Q: It is very interesting that in the film you used the footage of [current
U.S. Defense Secretary Donald] Rumsfeld's meeting with Saddam Hussein in 1983,
when he was the special envoy of President Ronald Reagan.
A: You can't study the history of the current war without following the roots
all the way back to the overthrow of Mossadegh [1953] in the interests of British
Petroleum. But along the way, there is no way to ignore Ayatollah Khomeini [in
Iran]. Along the way, there is no way to ignore Saddam Hussein. No way to ignore
that the United States and Saddam Hussein had reasons to ally with each other.
The question is, what is it about U.S. foreign policy that makes us these kinds
of bedfellows, such that we have to conduct war to unseat them?
Q: Are you hopeful about the realization of these dreams and aspirations
for taking back the republic?
A: I don't know, but I think the hope for America to be a democratic republic
is the founding hope. That has always been a work in progress.
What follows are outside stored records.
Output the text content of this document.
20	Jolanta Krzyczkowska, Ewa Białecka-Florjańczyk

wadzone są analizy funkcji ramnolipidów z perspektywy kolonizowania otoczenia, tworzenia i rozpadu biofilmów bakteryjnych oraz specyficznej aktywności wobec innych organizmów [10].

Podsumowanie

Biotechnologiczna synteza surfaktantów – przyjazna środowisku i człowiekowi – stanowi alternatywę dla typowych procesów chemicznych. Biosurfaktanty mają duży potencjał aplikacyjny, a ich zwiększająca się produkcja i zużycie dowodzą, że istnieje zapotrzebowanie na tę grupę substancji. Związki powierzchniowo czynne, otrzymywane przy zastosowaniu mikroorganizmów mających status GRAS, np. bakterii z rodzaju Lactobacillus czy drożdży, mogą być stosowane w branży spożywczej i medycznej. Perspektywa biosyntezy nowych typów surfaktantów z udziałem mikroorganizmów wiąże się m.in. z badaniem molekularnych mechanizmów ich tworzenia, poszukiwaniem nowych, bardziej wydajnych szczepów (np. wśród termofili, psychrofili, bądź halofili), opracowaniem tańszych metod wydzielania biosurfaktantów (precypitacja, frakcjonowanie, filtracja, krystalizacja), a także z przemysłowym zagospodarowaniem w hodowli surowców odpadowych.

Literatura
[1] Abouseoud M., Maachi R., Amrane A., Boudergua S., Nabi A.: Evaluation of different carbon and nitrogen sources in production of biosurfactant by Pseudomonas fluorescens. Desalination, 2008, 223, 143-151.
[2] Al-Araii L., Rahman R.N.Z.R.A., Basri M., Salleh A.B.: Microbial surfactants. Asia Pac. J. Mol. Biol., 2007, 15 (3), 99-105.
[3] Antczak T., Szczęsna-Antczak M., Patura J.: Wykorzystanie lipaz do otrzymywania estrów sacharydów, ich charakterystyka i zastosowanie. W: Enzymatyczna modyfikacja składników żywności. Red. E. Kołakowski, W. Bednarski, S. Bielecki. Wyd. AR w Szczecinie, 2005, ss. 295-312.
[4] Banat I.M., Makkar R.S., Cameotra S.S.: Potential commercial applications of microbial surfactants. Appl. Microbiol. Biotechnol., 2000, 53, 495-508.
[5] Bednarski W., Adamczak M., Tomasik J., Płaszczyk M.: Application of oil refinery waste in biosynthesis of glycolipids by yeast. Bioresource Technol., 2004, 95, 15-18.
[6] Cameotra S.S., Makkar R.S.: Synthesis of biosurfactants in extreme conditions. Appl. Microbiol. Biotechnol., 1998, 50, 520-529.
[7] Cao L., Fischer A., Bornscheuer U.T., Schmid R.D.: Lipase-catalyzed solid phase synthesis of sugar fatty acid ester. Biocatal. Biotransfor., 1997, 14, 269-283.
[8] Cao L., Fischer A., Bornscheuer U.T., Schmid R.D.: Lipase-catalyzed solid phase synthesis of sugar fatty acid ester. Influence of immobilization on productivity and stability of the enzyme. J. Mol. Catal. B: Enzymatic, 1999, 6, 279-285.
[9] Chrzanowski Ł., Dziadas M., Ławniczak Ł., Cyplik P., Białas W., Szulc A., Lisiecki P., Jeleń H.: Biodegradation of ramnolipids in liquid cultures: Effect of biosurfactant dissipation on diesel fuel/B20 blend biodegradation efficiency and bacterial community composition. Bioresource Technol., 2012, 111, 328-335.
And there always
come challenges. [The communist-hunting Senator Joseph] McCarthy was a challenge,
today is a challenge, slavery was a challenge, the death of the Native Americans
was a challenge, the eugenics movement before the Second World War was a challenge,
the Depression was a challenge.
There have been so many challenges. We have a nation of leaders who cared deeply
about this country. But now we face a situation where the stakes are so high
that what I would hope to see is that Americans would look into the streets
of New Orleans, into the streets of Fallujah, and they would see a world that
really is not viable. They would see a platform of ideas that are shortsighted,
not holistic in nature. These are platforms of ideas that do not meet the needs
of everyday people in the shrinking world. And so the question is: Will Americans
come to see that with sufficient vigor to have the kind of impact that people
need to have on policy and democracy?